そして、ターミナルとカウンターのあいだには、地球に近いほうから「低軌道ステーション」「静止軌道ステーション」「火星ステーション」「高軌道ステーション」の4つのステーションが設けられており、ステーションの間を、通常のエレベーターのようにクライマーが昇降しています。

みなさんの頭の中に完成予想図が見えましたか?(「おい、坂田! 説明が下手くそで想像できなかったぞ?」という方は、申し訳ございません。大林組のHPをご覧ください)

この完成予想図。私は何度見てもワクワクします。映画などではなく、現実にそれを人間が作ろうとしているのですから。

宇宙エレベーター実現のために必要不可欠なもの

宇宙エレベーターを全体で見ると、ステーションやカウンターをつけた状態の約1万㎞にもおよぶ長大なケーブルがピンと張った状態を保って、地球と同じ速さで回っていることになります。この状態を保つことができるのは、ケーブルに2つの力が働いているためです。

1つはみなさんもご存知の「地球の重力」すなわち「万有引力」です。これにより、地球側に引っ張られる力が働いています。重力は重いものほど強くなります。

もう1つは、宇宙側に引っ張られる力「遠心力」です。ハンマー投げを思い浮かべてみましょう。おもりのついた鎖を振り回すと、おもりのほうへ体が引っ張られそうになりますね。これが遠心力です。遠心力も重いものほど強くなります。宇宙側の先端につけたカウンターは、遠心力を十分なものにし、万有引力とのバランスを取るためだったのです。地球側に向けてはたらく「万有引力」と宇宙側に向けてはたらく「遠心力」。この2つの力によって、宇宙エレベーターのケーブルはピンと張った状態を保つことができるのです。

問題は、その2つの力の「強さ」です。宇宙エレベーターは、先端のカウンターだけでも約37t。ステーションやケーブル自体の重さもあるため、総重量は100tにもおよぶといわれています。そのため、万有引力も遠心力も非常に強くなり、ケーブルはその強い2つの力に引っ張られ続けるのです。

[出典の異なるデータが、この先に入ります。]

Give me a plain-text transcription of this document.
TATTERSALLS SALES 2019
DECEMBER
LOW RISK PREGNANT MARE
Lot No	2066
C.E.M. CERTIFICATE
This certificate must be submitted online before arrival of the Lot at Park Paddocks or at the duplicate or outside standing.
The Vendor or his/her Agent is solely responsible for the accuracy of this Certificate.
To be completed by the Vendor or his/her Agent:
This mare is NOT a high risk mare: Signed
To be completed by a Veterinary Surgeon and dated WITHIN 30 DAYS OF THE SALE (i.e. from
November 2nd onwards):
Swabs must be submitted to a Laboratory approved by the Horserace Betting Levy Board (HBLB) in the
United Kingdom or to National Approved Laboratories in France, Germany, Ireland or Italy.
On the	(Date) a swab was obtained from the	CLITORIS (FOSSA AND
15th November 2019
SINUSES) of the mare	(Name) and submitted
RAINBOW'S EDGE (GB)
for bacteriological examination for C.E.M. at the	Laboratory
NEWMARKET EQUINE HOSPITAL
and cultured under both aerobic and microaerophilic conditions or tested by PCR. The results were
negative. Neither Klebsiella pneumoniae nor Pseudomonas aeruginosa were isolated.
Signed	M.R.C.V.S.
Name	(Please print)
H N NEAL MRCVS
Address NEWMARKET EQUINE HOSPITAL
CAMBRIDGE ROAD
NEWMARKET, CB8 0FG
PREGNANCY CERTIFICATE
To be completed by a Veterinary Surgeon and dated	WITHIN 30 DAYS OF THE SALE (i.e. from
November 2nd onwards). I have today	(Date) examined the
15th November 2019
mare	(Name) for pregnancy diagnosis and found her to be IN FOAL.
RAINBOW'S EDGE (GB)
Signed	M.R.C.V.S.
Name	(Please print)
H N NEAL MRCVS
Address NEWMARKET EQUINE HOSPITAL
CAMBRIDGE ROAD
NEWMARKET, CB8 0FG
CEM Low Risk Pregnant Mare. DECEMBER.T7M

丈夫な素材といわれている鋼鉄やケブラー繊維でさえ、この強い力にはかないません。そうです。宇宙エレベーターをガンダムの世界から現実世界に引きずり出すには、この強い力に耐えられる素材が必要だったのです! 長い間、人類はその素材を手に入れることができませんでした。しかし、1991年。ついに飯島澄男博士によって「カーボンナノチューブ」が発見されたのです。